The freindship breakups that really suck though are the ones that aren't planned. The ones that maybe don't feel so natural but you know the need to happen. We can all have the tendency to focus on the good times that we have with people, the fun memeories that we have made over the years, but sometimes what we need to do is hold up a mirror and ask ourselves "Do I like myself when I am around this person?" or "Does friend bring out a better side to me?". As we navigate our way through adulthood we can find ourselves needing to ask these questions more an more. Of course, a friendship may have served you very well when you were younger and you had different ideas of what you wanted, but as we grow up what we want naturally changes, sometimes this means friendships need to change too. Unfortunatly not all the friendships that we make along the way are able to adapt in this way. Sometimes it's a case of asking yourself the uncomfortable question and then making the right decision, no matter how uncomfortable the answer.

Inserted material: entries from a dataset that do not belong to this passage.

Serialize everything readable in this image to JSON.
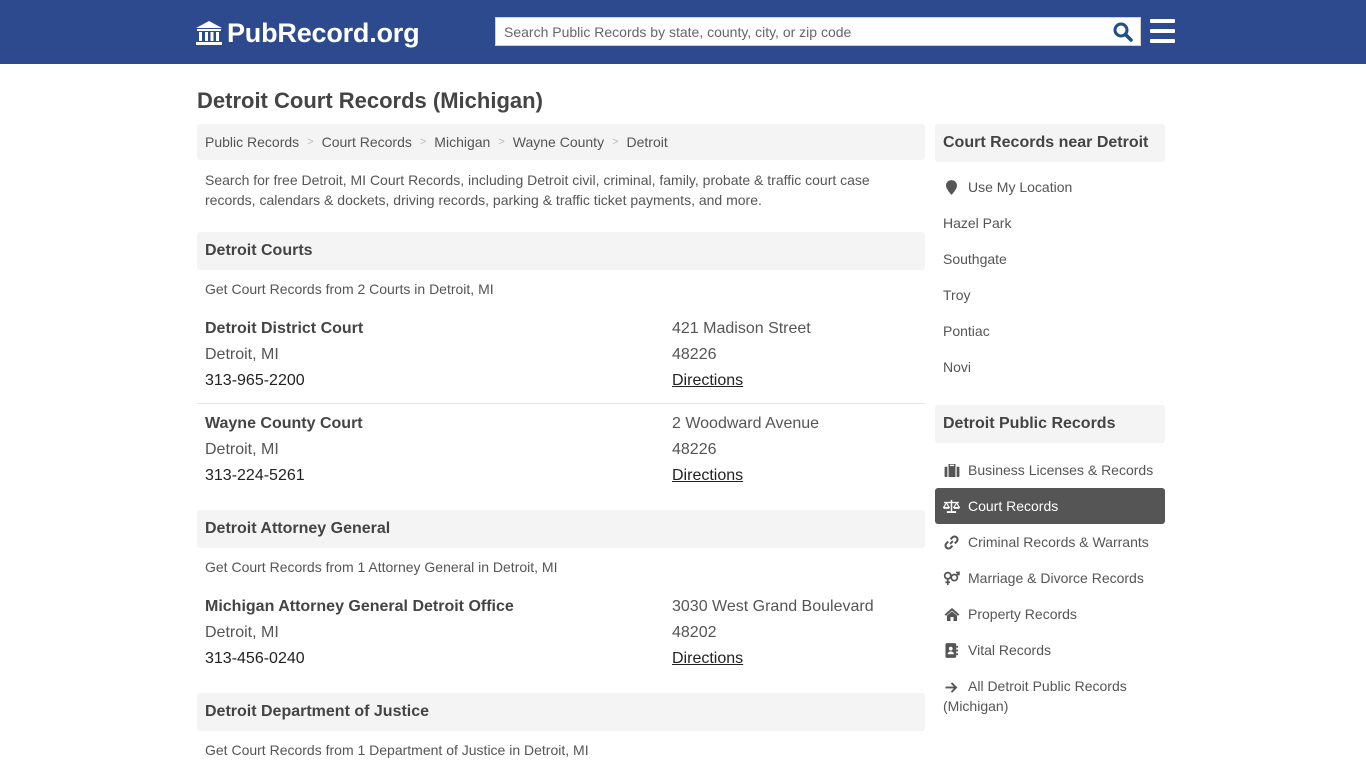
{
  "header": {
    "logo_text": "PubRecord.org",
    "search_placeholder": "Search Public Records by state, county, city, or zip code",
    "search_value": ""
  },
  "colors": {
    "header_bg": "#2e4a8f",
    "search_icon": "#1f4e8c",
    "active_item_bg": "#555555",
    "panel_bg": "#f4f4f4"
  },
  "page": {
    "title": "Detroit Court Records (Michigan)",
    "breadcrumb": [
      "Public Records",
      "Court Records",
      "Michigan",
      "Wayne County",
      "Detroit"
    ],
    "intro": "Search for free Detroit, MI Court Records, including Detroit civil, criminal, family, probate & traffic court case records, calendars & dockets, driving records, parking & traffic ticket payments, and more."
  },
  "sections": [
    {
      "title": "Detroit Courts",
      "subtitle": "Get Court Records from 2 Courts in Detroit, MI",
      "entries": [
        {
          "name": "Detroit District Court",
          "city": "Detroit, MI",
          "phone": "313-965-2200",
          "address": "421 Madison Street",
          "zip": "48226",
          "directions": "Directions"
        },
        {
          "name": "Wayne County Court",
          "city": "Detroit, MI",
          "phone": "313-224-5261",
          "address": "2 Woodward Avenue",
          "zip": "48226",
          "directions": "Directions"
        }
      ]
    },
    {
      "title": "Detroit Attorney General",
      "subtitle": "Get Court Records from 1 Attorney General in Detroit, MI",
      "entries": [
        {
          "name": "Michigan Attorney General Detroit Office",
          "city": "Detroit, MI",
          "phone": "313-456-0240",
          "address": "3030 West Grand Boulevard",
          "zip": "48202",
          "directions": "Directions"
        }
      ]
    },
    {
      "title": "Detroit Department of Justice",
      "subtitle": "Get Court Records from 1 Department of Justice in Detroit, MI",
      "entries": []
    }
  ],
  "sidebar": {
    "nearby": {
      "title": "Court Records near Detroit",
      "use_location": {
        "label": "Use My Location",
        "icon": "map-marker-icon"
      },
      "cities": [
        "Hazel Park",
        "Southgate",
        "Troy",
        "Pontiac",
        "Novi"
      ]
    },
    "public_records": {
      "title": "Detroit Public Records",
      "items": [
        {
          "label": "Business Licenses & Records",
          "icon": "briefcase-icon",
          "active": false
        },
        {
          "label": "Court Records",
          "icon": "balance-scale-icon",
          "active": true
        },
        {
          "label": "Criminal Records & Warrants",
          "icon": "link-icon",
          "active": false
        },
        {
          "label": "Marriage & Divorce Records",
          "icon": "venus-mars-icon",
          "active": false
        },
        {
          "label": "Property Records",
          "icon": "home-icon",
          "active": false
        },
        {
          "label": "Vital Records",
          "icon": "address-book-icon",
          "active": false
        },
        {
          "label": "All Detroit Public Records (Michigan)",
          "icon": "arrow-right-icon",
          "active": false
        }
      ]
    }
  }
}
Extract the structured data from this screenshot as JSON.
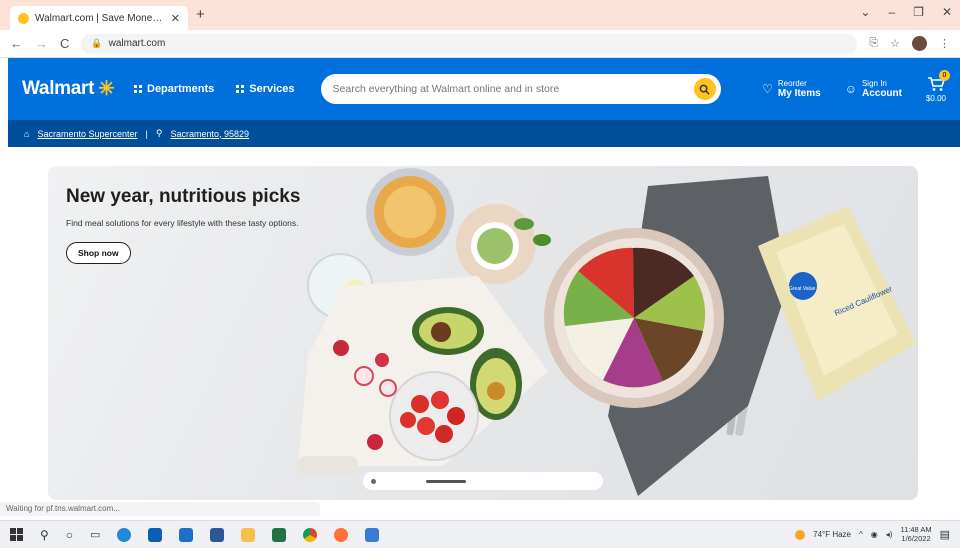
{
  "browser": {
    "tab_title": "Walmart.com | Save Money. Live",
    "close_tab": "✕",
    "new_tab": "+",
    "url": "walmart.com",
    "win_min": "⌄",
    "win_min2": "–",
    "win_max": "❐",
    "win_close": "✕"
  },
  "header": {
    "logo": "Walmart",
    "departments": "Departments",
    "services": "Services",
    "search_placeholder": "Search everything at Walmart online and in store",
    "reorder_small": "Reorder",
    "reorder_big": "My Items",
    "signin_small": "Sign In",
    "signin_big": "Account",
    "cart_count": "0",
    "cart_label": "$0.00"
  },
  "subbar": {
    "store": "Sacramento Supercenter",
    "separator": "|",
    "location": "Sacramento, 95829"
  },
  "hero": {
    "title": "New year, nutritious picks",
    "subtitle": "Find meal solutions for every lifestyle with these tasty options.",
    "button": "Shop now",
    "package_brand": "Great Value",
    "package_text": "Riced Cauliflower"
  },
  "status_bar": "Waiting for pf.tns.walmart.com...",
  "taskbar": {
    "weather": "74°F Haze",
    "time": "11:48 AM",
    "date": "1/6/2022"
  },
  "colors": {
    "walmart_blue": "#0071dc",
    "walmart_dark_blue": "#004f9a",
    "spark_yellow": "#ffc220"
  }
}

Of course, like with any potential confrontation or relationship, there is a way to go about ending a friendship. It probably isn't going to be pleasant, whether you have an explicit conversation or more of a implied goodbye, but if you have reached this point it is probably necessary. Some friendships can be saved, maybe you need to call someone out on their behaviour or maybe you need to be called out on yours. Good friends should always be able to tell one another when they need to check themselves. But by the same measure, don't carry all of the blame on your shoulders. People change and it's only natural that friendships will end as you and your life changes.
Regardless of how the breakup occurs though, it isn't a nice feeling. Ultimately you've said goodbye to someone who you no doubt spent some brilliant times with and learnt from. You're allowed to feel sad about it, you're allowed to feel frustrated and angry. You need to give yourself time to acknowledge what has happened as well as come to accept it. Whether you have ended the friendship because of something particular that has happened or because you know it is for the best, there will be times, just like with a romantic breakup, when it really does feel crap. As with all experiences in life though, there's always something to learn. Maybe it's an opportunity for you to re-evaluate what you want from a friendship and how you want to be as a friend. Often coming to accept that a friendship is over is actually liberating, it allows you to look back fondly on the times you did spend together instead of tarnishing how you now think of them or the situation. Getting to this point, however, may not feel great.
Whatever the reason, you will start to feel better with time. And with any luck the friends you still have in your life will understand and will help you to see that you are surrounded by amazing people. Sometimes friendships just aren't meant to be. That's fine, but it doesn't mean it isn't a difficult time. And it certainly doesn't mean that you aren't allowed to be honest about it being crap.